The chair of the Missouri Senate Education Committee wants to shut down some of the state’s underperforming K-12 public schools. Sen. Cindy O’Laughlin, R-Shelbina, has pre-filed a bill that would require the state Department of Elementary and Secondary Education to publish online each year a list of Missouri schools that perform within the bottom 5% of schools for more than three years and designate them as a “persistently failing school”.
Under Senate Bill 133, districts with any school falling within the bottom 5% of schools for three years over a five-year period would be required to close the school and transfer students to a higher-performing one within the district; create a partnership to open an in-district charter school, or fully reimburse the district or charter school for taking in the transfer students.

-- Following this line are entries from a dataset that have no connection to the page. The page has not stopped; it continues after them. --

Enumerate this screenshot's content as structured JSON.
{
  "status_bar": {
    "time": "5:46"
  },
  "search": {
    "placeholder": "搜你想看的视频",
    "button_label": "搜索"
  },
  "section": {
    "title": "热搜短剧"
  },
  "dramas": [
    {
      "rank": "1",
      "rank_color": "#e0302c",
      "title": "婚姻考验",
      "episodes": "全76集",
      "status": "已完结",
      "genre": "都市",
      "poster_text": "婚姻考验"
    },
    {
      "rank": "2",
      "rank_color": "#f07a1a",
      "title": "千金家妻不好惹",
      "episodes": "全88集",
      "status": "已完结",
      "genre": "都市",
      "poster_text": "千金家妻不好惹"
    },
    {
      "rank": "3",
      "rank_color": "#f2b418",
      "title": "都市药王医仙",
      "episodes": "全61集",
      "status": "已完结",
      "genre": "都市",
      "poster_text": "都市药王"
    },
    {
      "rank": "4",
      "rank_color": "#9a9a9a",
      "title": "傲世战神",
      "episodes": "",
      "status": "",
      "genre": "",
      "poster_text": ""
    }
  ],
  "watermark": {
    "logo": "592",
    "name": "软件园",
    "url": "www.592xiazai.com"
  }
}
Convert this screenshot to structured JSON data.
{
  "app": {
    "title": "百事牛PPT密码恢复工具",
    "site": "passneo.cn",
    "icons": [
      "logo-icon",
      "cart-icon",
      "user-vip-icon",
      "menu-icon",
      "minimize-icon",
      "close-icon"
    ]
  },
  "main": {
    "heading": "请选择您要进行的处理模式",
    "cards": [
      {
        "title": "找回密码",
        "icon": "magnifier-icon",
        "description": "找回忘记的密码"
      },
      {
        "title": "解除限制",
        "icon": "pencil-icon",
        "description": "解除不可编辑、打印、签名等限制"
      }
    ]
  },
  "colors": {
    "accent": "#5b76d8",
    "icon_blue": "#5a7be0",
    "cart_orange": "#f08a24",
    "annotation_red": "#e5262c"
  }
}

“I feel like what happens is a school might not be performing at even a decent minimal level and while there may be a few changes made or maybe there’s a plan of action, nothing really changes. And a person’s future is highly tied to how well they do in school,” O’Laughlin tells Missourinet affiliate KWIX in Moberly.
Additionally, any district with more than two schools falling into the bottom 5% for more than two years would be classified as provisionally accredited.
Missouri has 551 public school districts and charter schools combined. They serve about 900,000 students.
The next session of the Missouri Legislature begins January 6 at the state Capitol in Jefferson City.